Our politics has an immorality of its own
So we have the firing of a minister. This is the fifth minister to be fired. I humbly ask: is the firing of a minister not more effective than a recall? Is the firing of a minister not a significant change in the politics of Trinidad and Tobago? Has any government ever fired a minister? We have removed ministers and put them in higher posts. We wanted a change. Is this not a change?
Concerning the repeal of Section 34 of the Constitution after its proclamation—this is the first time in my life an act has been repealed, and I also cannot remember anything that was repealed. It is my impression that the entire Parliament is guilty. It appears to me that not one member of the Upper or the Lower Houses did his or her homework. Recently, a politician publicly said we must separate politics from the law. A clear misunderstanding of the role of the Parliament because Parliament makes the laws and Parliament is made up of politicians. I now believe politics has an immorality of its own. Morality has only one road. Immorality has thousands.
Recently, our dear Archbishop Joe Harris said for Trinidadians and Tobagonians to decide who to vote for depends on who will thief the least. We do not vote for important issues, principles and high integrity. Corruption in our country has become institutionalised.

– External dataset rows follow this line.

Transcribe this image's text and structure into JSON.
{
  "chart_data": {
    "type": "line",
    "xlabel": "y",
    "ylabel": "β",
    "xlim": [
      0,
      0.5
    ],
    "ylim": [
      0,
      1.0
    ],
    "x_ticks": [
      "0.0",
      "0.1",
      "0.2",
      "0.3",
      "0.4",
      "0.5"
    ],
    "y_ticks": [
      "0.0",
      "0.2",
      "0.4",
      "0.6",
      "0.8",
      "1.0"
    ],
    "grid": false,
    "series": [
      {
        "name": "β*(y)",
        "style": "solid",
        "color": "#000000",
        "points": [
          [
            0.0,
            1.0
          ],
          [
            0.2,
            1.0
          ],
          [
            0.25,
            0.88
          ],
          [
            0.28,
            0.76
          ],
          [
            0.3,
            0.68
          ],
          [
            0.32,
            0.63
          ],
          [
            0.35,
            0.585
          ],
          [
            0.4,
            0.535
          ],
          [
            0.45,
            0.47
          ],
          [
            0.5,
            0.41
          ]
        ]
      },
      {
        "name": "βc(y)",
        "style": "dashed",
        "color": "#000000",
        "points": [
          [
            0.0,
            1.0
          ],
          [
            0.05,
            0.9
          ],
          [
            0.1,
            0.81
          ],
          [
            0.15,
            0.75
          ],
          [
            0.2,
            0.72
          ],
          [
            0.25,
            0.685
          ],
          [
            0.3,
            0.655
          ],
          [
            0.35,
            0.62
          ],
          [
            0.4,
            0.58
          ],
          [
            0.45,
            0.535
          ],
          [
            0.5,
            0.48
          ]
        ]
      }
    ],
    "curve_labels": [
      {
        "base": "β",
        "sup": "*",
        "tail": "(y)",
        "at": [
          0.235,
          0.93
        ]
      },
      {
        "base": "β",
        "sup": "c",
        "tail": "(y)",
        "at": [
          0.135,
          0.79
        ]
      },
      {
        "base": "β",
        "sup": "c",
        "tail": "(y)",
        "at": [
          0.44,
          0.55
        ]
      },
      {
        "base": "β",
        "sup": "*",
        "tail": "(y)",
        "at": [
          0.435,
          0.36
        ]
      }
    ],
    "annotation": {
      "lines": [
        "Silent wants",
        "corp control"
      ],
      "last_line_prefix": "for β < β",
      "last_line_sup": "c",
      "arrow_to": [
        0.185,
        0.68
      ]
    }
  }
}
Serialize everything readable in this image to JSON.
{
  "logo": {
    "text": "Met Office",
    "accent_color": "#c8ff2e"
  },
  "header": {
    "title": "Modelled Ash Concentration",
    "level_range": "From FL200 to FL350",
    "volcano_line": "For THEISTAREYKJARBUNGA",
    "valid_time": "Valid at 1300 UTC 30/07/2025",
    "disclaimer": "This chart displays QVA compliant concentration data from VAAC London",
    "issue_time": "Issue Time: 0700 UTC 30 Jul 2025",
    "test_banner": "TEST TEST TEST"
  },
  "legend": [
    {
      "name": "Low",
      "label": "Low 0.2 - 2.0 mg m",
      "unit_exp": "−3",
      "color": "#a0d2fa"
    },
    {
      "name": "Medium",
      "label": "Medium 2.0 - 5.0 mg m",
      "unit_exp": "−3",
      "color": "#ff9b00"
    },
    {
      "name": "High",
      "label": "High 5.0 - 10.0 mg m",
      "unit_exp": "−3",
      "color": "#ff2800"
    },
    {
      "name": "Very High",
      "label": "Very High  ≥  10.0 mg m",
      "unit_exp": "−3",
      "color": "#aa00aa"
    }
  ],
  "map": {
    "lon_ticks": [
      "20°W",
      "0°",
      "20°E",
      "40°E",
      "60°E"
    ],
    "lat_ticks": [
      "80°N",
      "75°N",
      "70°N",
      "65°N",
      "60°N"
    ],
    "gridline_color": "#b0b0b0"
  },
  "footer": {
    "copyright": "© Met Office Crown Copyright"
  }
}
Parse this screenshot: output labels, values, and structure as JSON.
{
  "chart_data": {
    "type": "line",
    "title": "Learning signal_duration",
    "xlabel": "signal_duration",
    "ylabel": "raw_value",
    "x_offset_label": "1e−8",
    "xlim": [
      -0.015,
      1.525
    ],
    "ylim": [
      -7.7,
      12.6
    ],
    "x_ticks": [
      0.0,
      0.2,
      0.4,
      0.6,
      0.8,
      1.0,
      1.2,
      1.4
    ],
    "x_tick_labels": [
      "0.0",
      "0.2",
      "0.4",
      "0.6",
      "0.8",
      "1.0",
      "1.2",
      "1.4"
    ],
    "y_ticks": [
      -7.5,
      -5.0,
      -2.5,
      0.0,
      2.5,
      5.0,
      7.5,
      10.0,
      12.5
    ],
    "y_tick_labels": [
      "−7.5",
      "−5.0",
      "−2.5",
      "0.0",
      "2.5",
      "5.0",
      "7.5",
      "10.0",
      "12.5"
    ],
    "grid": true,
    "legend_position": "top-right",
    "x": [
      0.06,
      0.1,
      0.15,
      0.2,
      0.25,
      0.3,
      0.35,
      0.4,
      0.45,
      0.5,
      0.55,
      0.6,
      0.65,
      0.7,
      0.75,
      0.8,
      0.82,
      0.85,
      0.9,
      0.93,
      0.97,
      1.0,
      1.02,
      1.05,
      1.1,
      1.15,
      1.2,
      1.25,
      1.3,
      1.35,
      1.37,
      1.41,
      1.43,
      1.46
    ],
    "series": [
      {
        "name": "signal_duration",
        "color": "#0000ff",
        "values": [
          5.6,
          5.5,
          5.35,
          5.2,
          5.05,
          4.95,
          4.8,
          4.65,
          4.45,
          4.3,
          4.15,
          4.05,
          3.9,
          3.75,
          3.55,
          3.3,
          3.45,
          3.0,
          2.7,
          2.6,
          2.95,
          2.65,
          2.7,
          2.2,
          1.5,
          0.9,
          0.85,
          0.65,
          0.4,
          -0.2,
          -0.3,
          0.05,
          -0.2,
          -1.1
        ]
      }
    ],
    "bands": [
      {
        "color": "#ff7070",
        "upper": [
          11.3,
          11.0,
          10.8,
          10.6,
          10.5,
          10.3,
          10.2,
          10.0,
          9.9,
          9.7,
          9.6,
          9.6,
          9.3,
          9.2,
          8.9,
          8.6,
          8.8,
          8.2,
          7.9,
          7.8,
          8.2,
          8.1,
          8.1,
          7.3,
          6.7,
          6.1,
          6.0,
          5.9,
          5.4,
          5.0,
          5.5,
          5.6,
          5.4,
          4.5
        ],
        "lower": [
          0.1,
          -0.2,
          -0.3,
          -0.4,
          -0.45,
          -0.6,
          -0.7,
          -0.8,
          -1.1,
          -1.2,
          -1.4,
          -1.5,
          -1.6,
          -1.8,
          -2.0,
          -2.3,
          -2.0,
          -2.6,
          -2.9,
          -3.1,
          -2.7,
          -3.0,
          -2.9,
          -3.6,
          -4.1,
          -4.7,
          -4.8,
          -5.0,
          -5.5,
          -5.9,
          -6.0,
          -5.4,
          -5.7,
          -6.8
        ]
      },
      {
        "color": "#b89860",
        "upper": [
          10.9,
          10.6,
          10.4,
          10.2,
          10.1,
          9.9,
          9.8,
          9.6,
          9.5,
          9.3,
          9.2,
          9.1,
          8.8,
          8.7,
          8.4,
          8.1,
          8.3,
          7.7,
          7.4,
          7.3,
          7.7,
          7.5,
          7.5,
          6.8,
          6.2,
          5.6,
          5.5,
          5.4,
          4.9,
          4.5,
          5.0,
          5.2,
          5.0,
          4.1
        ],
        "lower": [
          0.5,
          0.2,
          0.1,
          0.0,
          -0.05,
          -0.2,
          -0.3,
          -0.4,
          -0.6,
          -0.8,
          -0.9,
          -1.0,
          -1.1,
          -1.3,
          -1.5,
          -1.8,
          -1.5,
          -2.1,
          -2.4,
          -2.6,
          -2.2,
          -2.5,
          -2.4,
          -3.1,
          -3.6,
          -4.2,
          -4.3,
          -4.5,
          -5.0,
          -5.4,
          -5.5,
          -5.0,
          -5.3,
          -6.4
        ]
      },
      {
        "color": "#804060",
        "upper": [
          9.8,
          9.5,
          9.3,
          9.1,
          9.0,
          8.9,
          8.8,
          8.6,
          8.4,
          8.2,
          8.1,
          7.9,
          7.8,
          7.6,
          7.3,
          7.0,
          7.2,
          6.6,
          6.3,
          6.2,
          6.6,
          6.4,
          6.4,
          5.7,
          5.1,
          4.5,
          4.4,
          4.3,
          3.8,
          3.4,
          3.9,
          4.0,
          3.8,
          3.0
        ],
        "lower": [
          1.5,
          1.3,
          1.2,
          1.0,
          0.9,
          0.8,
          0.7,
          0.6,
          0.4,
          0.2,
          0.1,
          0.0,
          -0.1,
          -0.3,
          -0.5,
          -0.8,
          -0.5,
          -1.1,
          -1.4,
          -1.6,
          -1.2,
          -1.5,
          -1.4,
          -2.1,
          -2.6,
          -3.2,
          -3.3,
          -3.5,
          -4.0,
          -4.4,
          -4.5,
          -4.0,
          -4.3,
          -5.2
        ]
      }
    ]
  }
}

The talk-show hosts are partly responsible, as they stimulate perceptions and images that favour development of envy and other cardinal sins. I do not think Trinidad and Tobago, my beloved country, has ever experienced a more transparent government than the present one since our population is more interested in the cost of the Prime Minister's and ministers' homes, cars and shoes.
Development of spiritual values and basic infrastructure based on them have all been forgotten.